Vom Glück sich zu prostituieren
Ich tue es mir an, weil es in diesem gottverlassenen Land kaum KritikerInnen des Systems Prostitution gibt und noch nicht einmal mehr die christlichen Parteien den Frauenkauf menschenunwürdig finden. Und Rotgrün mit ihrer fahrlässigen, von den Zuhälterlobbies inspirierten Gesetzesreform von 2001 der Verharmlosung, ja Verherrlichung der Prostitution Tür und Tor geöffnet hat: Prostituierte sind in Deutschland Freiern, Zuhältern und Menschenhändlern jetzt mehr ausgeliefert als je zuvor. Dank dieser „Reform“, angeblich zum Wohl der Prostituierten, gilt Deutschland Experten heute als „Drehscheibe des Menschenhandels“ in Europa.
Ich tue es mir an, weil zwar in ganz (West)Europa über Prostitution und Menschenwürde diskutiert wird und die EU-Politikerinnen eine Bestrafung des Frauenkaufs, also der Freier fordern („Together for a Europe free from prostitution“) - in Deutschland aber Prostitution als „Beruf wie jeder andere“ gilt. Es gibt hierzulande kaum Ausstiegshilfen für Prostituierte, dafür aber an so manchen der wenigen Anlaufstellen für Hilfe suchende Prostituierte sogar noch „(Wieder)Einstiegshilfen“. Was für ein Skandal! Das muss man sich mal vor Augen führen: Auf Staatskosten wird in Deutschland Frauen, die sich prostituiert haben und nun nicht mehr weiterwissen, „geholfen“, wieder einzusteigen in die Prostitution…
Ich tue es mir an, weil die offiziell gebilligte Existenz von Prostitution das Frauenbild aller Männer prägt; auch der Minderheit, die noch nie eine Frau gekauft hat. Wir Frauen sind für Männer das käufliche Geschlecht. Und das lernen sie nicht nur auf dem Strich und im Bordell bzw. in der „Modellwohnung“, sondern tagtäglich auch in der Werbung, in den Medien, in Kunst und Literatur.

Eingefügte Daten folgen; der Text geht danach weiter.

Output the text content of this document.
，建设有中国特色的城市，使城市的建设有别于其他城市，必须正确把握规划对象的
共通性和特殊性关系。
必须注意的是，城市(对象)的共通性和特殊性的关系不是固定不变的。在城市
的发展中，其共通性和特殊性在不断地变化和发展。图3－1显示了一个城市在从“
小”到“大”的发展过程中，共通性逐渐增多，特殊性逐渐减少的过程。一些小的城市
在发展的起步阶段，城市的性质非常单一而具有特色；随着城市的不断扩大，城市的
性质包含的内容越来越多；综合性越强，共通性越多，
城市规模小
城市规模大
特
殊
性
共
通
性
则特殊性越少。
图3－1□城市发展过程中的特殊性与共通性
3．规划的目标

Ich tue es mir an, weil 80-90 Prozent der Mädchen und Frauen in der Prostitution in Deutschland Ausländerinnen sind, meist aus den ärmsten Ländern, und häufig vollkommen recht- und sprachlos. Weil nur 3-5 Prozent der Prostituierten wirklich auf eigene Kosten ohne Zuhälter arbeiten. Weil drei von vier Prostituierten nur unter Drogen bzw. Alkohol die Freier bedienen können. Weil zwei von drei als Kind sexuell missbraucht wurden. Weil bis zu 66 Prozent traumatisiert sind und mit denselben Folgen zu kämpfen haben wie Folteropfer. Weil die meisten im Alter Hartz-IV-Empfängerinnen sind. Weil neun von zehn aussteigen würden – wenn sie könnten.

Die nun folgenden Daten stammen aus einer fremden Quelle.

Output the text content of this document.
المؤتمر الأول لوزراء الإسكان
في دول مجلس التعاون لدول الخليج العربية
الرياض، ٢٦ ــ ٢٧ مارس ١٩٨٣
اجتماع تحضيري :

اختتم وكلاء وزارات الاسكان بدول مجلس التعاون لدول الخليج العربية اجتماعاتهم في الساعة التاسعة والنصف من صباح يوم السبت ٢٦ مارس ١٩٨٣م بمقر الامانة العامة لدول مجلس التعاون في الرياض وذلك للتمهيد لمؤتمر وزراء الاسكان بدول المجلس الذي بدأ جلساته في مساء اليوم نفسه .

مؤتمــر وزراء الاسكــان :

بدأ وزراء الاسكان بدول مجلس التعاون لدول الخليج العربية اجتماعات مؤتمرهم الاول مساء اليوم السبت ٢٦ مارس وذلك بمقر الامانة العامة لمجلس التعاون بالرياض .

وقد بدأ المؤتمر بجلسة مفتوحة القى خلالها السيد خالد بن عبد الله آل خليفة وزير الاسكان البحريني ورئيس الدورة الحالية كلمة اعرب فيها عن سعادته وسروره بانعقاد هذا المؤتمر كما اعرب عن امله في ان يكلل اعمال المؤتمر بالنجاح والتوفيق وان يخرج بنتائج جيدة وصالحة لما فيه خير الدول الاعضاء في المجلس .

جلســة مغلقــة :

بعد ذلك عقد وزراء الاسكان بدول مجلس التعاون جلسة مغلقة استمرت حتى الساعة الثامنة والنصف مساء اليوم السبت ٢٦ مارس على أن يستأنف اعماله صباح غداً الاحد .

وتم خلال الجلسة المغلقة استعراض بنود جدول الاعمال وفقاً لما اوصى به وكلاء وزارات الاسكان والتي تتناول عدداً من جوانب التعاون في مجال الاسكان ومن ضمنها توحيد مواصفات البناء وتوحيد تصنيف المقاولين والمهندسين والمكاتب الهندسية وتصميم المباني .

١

Ich tue es mir an, weil ich mir keine menschenwürdige Gesellschaft vorstellen kann, in der ein Mensch für ein paar Scheine das Recht hat, den Körper und die Seele eines anderen Menschen zu berühren und benutzen. Prostitution hat es schon immer gegeben? Na und. Die ersten Sklavinnen wurden zur Prostitution gezwungen. Doch auch das Sklaventum haben wir – vor noch gar nicht so langer Zeit – zu ächten begonnen. Sicher, es gibt noch immer SklavInnen in dieser Welt (nicht zuletzt die Zwangsprostituierten im Haus nebenan) – aber der aufgeklärte Teil der Welt missbilligt und bekämpft heute das Sklaventum. Dahin müssen wir endlich auch für die Prostitution kommen!
Ich tue es mir an, weil ich das ungeheure Glück habe, mich niemals prostituiert zu haben – und nicht mehr in den Spiegel gucken könnte, wenn ich mit den Prostituierten nicht solidarisch wäre.